Читать книгу «Фольклор и действительность» онлайн полностью📖 — Владимира Проппа — MyBook.
cover

Если читатель литературного произведения есть как бы лишенный всяких полномочий бессильный цензор и критик, то всякий слушатель фольклора есть потенциальный будущий исполнитель, который, в свою очередь, – сознательно или бессознательно – внесет в произведение новые изменения. Эти изменения совершаются не случайно, а по известным законам. Отброшено будет все, что несозвучно эпохе, строю, новым настроениям, новым вкусам, новой идеологии. Эти новые вкусы скажутся не только в том, что́ будет отброшено, но и в том, что́ будет переработано и добавлено. Немалую (хотя и не решающую) роль играет личность сказителя, его индивидуальные вкусы, взгляды на жизнь, таланты, творческие способности. Таким образом, фольклорное произведение живет в постоянном движении и изменении. Поэтому оно не может быть изучено полностью, если оно записано только один раз. Оно должно быть записано максимальное количество раз. Каждую такую запись мы называем вариантом, и эти варианты представляют собою совершенно иное явление, чем, например, редакции литературного произведения, созданные одним и тем же лицом.

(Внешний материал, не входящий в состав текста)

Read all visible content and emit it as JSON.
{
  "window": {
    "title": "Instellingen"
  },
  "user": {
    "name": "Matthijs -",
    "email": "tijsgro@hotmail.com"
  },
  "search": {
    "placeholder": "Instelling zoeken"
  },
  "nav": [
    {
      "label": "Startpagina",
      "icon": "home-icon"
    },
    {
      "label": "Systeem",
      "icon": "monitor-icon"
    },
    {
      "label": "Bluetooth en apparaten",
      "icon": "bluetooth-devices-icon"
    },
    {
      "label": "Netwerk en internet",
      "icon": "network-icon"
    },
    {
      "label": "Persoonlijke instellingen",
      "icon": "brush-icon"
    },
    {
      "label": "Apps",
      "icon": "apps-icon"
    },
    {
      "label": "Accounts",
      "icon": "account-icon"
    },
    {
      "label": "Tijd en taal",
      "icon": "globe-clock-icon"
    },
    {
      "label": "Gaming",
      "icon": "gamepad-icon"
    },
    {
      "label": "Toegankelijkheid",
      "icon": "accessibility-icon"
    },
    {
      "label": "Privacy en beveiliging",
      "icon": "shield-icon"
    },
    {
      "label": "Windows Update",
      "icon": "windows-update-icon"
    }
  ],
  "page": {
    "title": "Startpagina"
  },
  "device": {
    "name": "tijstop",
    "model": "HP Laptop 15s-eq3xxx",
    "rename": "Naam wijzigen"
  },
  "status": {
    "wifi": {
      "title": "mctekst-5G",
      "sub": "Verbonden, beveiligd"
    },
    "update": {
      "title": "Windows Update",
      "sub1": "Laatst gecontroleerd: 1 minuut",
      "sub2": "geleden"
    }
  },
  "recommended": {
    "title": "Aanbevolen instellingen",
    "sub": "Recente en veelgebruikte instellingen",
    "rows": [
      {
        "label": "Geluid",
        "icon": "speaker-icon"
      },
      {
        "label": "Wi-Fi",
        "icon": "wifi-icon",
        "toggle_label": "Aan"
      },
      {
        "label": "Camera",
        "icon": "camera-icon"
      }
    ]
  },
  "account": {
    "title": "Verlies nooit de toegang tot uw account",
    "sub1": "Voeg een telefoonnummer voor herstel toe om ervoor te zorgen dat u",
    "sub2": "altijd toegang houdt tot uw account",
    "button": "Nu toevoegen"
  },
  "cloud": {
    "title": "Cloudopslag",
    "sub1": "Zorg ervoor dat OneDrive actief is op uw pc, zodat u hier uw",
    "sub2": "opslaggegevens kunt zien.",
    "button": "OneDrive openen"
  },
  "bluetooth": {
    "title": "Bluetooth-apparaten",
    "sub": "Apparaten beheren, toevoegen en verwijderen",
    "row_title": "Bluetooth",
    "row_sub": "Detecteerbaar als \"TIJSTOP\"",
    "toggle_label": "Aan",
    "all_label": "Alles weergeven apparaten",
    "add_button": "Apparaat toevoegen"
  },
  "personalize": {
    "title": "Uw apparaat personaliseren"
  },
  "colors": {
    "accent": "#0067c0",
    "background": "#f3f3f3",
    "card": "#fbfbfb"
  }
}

Таким образом, фольклорные произведения обращаются, все время изменяясь, и это обращение и изменяемость есть один из специфических признаков фольклора.

Но в орбиту этого фольклорного обращения могут быть втянуты и литературные произведения. Рассказывается, как сказка, «Принц и нищий» Марка Твена, поется «Парус» Лермонтова, «Соловей» Дельвига и т. д. и т. д.

Как же мы будем квалифицировать этот случай? Что мы в данном случае имеем – фольклор или литературу? Ответ нам кажется довольно простым. Если, например, наизусть рассказывается без всяких изменений против оригинала лубочная книга или житие и т. д. или точно по Пушкину поется «Черная шаль» или из «Коробейников» Некрасова, то этот случай принципиально мало чем отличается от исполнения с эстрады или где бы то ни было. Но как только подобные песни начинают изменяться, петься по-разному, создавать варианты, они уже становятся фольклором, и процесс их изменения подлежит изучению фольклориста.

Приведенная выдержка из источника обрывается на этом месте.